For KRS-ONE, known as “The Teacha” in the hip-hop community, hip-hop was never just a path to success; it was a comprehensive worldview and a part of his identity. His breakthrough moment came in 1986 with the release of “South Bronx,” a track that actualized his childhood dream of becoming an MC. This accomplishment was particularly significant given his background as a young, Black, poor, and homeless individual in New York. It was a testament to the power of his mind to shape his reality.
In the 1980s and 1990s, KRS-ONE observed that few viewed hip-hop as a culture; it was mostly seen as rap music. He credits the Temple of Hip-Hop, along with organizations like Zulu Nation and individuals such as Harry Allen and Hakim Green, for their efforts in establishing hip-hop as a culture of peace and prosperity. KRS-ONE played a crucial role in promoting hip-hop as a new world civilization, introducing concepts and slogans that emphasized hip-hop as a lifestyle.
A significant milestone in this journey was the Hip-Hop Declaration of Peace, revealed during Hip-Hop Appreciation Week in May 2001. This event, attended by over 300 hip-hop pioneers, activists, professors, and NGOs, was groundbreaking in gaining governmental recognition of hip-hop as a global culture.
KRS-ONE’s commitment to hip-hop goes beyond the music; it’s a calling that he feels is supported by the ancestors, children, and the future. He teaches the concept of being a friend to both past and future selves, utilizing meditation to connect with his younger self, offering guidance and reassurance.
His life experiences shaped his views on various societal issues, including politics, religion, and human nature. Initially disillusioned by the shortcomings of leaders, he came to realize that he was the leader he had been seeking. KRS-ONE’s understanding of social ills like racism, sexism, and crime evolved, recognizing them as manifestations of deeper issues like depression and desperation.
Despite his longstanding skepticism of the American political process, which he saw as a form of white supremacy, KRS-ONE’s perspective began to shift as he witnessed the influence of hip-hop culture on political figures. He predicted in 1989 that future leaders would be shaped by hip-hop, a prophecy he believes is now being realized.

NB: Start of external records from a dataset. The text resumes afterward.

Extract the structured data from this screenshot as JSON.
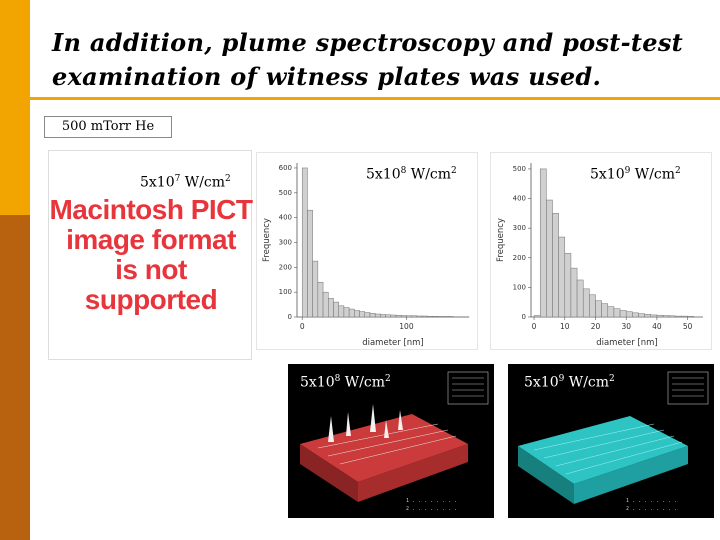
{
  "slide": {
    "title": "In addition, plume spectroscopy and post-test examination of witness plates was used.",
    "pressure_label": "500 mTorr He",
    "colors": {
      "sidebar": "#b8610f",
      "accent": "#f2a500",
      "pict_text": "#e8343b"
    }
  },
  "pict_placeholder": {
    "fluence": {
      "base": "5x10",
      "exp": "7",
      "unit": " W/cm",
      "unit_exp": "2"
    },
    "message_lines": [
      "Macintosh PICT",
      "image format",
      "is not supported"
    ]
  },
  "afm_images": [
    {
      "fluence": {
        "base": "5x10",
        "exp": "8",
        "unit": " W/cm",
        "unit_exp": "2"
      },
      "surface_color": "#cc3b3b"
    },
    {
      "fluence": {
        "base": "5x10",
        "exp": "9",
        "unit": " W/cm",
        "unit_exp": "2"
      },
      "surface_color": "#2ec4c4"
    }
  ],
  "chart_data": [
    {
      "type": "bar",
      "title": "5x10^8 W/cm^2",
      "fluence": {
        "base": "5x10",
        "exp": "8",
        "unit": " W/cm",
        "unit_exp": "2"
      },
      "xlabel": "diameter [nm]",
      "ylabel": "Frequency",
      "xlim": [
        -5,
        160
      ],
      "ylim": [
        0,
        620
      ],
      "xticks": [
        0,
        100
      ],
      "yticks": [
        0,
        100,
        200,
        300,
        400,
        500,
        600
      ],
      "bin_width": 5,
      "bin_starts": [
        0,
        5,
        10,
        15,
        20,
        25,
        30,
        35,
        40,
        45,
        50,
        55,
        60,
        65,
        70,
        75,
        80,
        85,
        90,
        95,
        100,
        105,
        110,
        115,
        120,
        125,
        130,
        135,
        140,
        145,
        150,
        155
      ],
      "values": [
        600,
        430,
        225,
        140,
        100,
        75,
        60,
        45,
        38,
        32,
        26,
        22,
        18,
        15,
        12,
        10,
        9,
        8,
        7,
        6,
        5,
        5,
        4,
        4,
        3,
        3,
        2,
        2,
        2,
        1,
        1,
        1
      ]
    },
    {
      "type": "bar",
      "title": "5x10^9 W/cm^2",
      "fluence": {
        "base": "5x10",
        "exp": "9",
        "unit": " W/cm",
        "unit_exp": "2"
      },
      "xlabel": "diameter [nm]",
      "ylabel": "Frequency",
      "xlim": [
        -1,
        55
      ],
      "ylim": [
        0,
        520
      ],
      "xticks": [
        0,
        10,
        20,
        30,
        40,
        50
      ],
      "yticks": [
        0,
        100,
        200,
        300,
        400,
        500
      ],
      "bin_width": 2,
      "bin_starts": [
        0,
        2,
        4,
        6,
        8,
        10,
        12,
        14,
        16,
        18,
        20,
        22,
        24,
        26,
        28,
        30,
        32,
        34,
        36,
        38,
        40,
        42,
        44,
        46,
        48,
        50
      ],
      "values": [
        5,
        500,
        395,
        350,
        270,
        215,
        165,
        125,
        95,
        75,
        55,
        45,
        35,
        28,
        22,
        18,
        14,
        11,
        9,
        7,
        6,
        5,
        4,
        3,
        3,
        2
      ]
    }
  ]
}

As politicians start to acknowledge the value of his ideas on hip-hop, KRS-ONE contemplates modifying his views on voting and political engagement. His vision for hip-hop transcends music; it’s about establishing a new civilization, a mission he believes he was born to fulfill. KRS-ONE remains steadfast in his belief in hip-hop as a transformative force, integral to his life and purpose.